- Directed by: Marilyn Cooke
- Written by: Marilyn Cooke
- Produced by: Kélyna N. Lauzier
- Starring: Schelby Jean-Baptiste Mireille Métellus
- Cinematography: Juliette Lossky
- Edited by: Myriam Magassouba
- Music by: Pierre-Philippe Côté
- Production company: La 115e
- Distributed by: H264 Distribution
- Release date: March 9, 2022 (SBIFF);
- Running time: 16 minutes
- Country: Canada
- Language: English

= No Ghost in the Morgue =

2022 Canadian short comedy-drama film

No Ghost in the Morgue is a 2022 Canadian short comedy-drama film, written and directed by Marilyn Cooke.
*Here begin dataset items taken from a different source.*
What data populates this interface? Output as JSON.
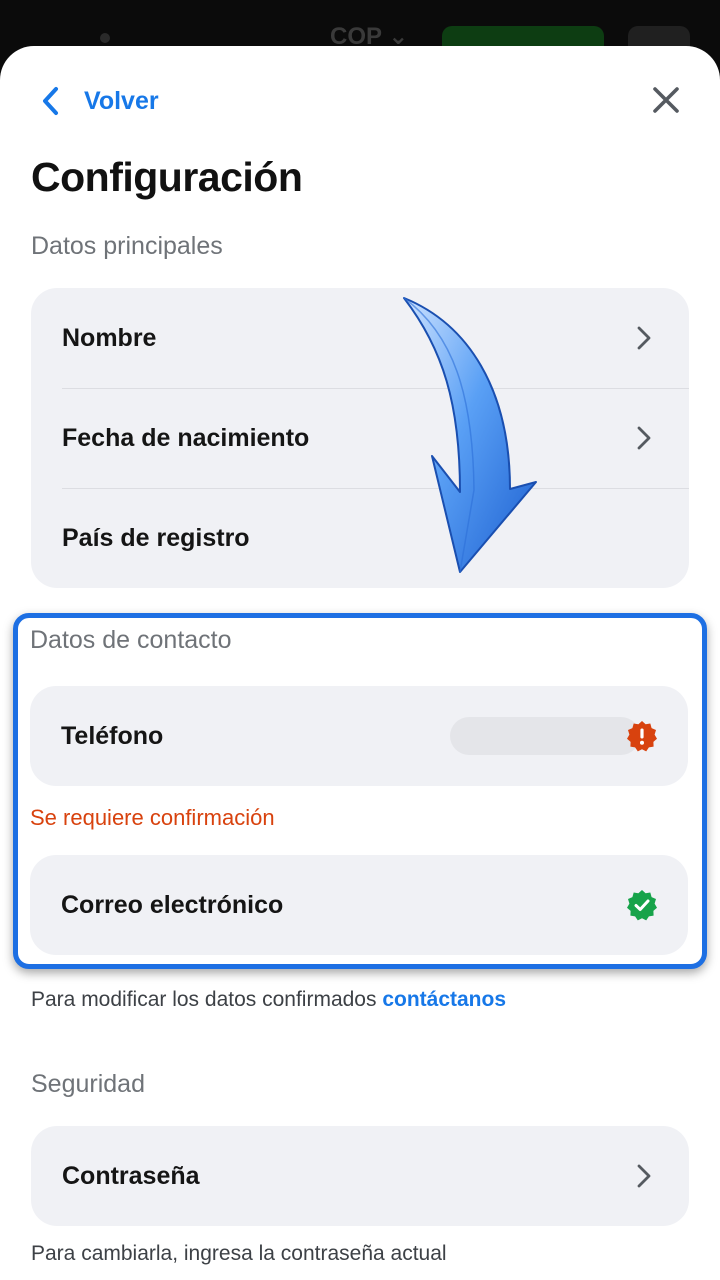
{
  "statusbar": {
    "currency": "COP ⌄"
  },
  "header": {
    "back_label": "Volver",
    "title": "Configuración"
  },
  "main_data": {
    "section_title": "Datos principales",
    "items": [
      {
        "label": "Nombre"
      },
      {
        "label": "Fecha de nacimiento"
      },
      {
        "label": "País de registro"
      }
    ]
  },
  "contact": {
    "section_title": "Datos de contacto",
    "phone_label": "Teléfono",
    "phone_error": "Se requiere confirmación",
    "email_label": "Correo electrónico",
    "note_text": "Para modificar los datos confirmados ",
    "note_link": "contáctanos"
  },
  "security": {
    "section_title": "Seguridad",
    "password_label": "Contraseña",
    "note_text": "Para cambiarla, ingresa la contraseña actual"
  },
  "colors": {
    "accent": "#1778e8",
    "error": "#d8420e",
    "success": "#17a34a",
    "highlight_border": "#1d6fe3"
  }
}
The film stars Schelby Jean-Baptiste as Keity, a medical student who takes an internship working in the morgue after failing to get her desired surgery placement, and repeatedly sees the ghost of her dead grandmother Myriam (Mireille Métellus).

The cast also includes Michel Laperrière, Ariane Bérubé	and Alexandra Laferrière.

The film premiered in March 2022 at the Santa Barbara International Film Festival, and had its Canadian premiere at the 2022 Toronto International Film Festival.

The film was named to TIFF's annual year-end Canada's Top Ten list for 2022, and was a Canadian Screen Award nominee for Best Live Action Short Drama at the 11th Canadian Screen Awards in 2023.

It was a Prix Iris nominee for Best Live Action Short Film at the 25th Quebec Cinema Awards in 2023.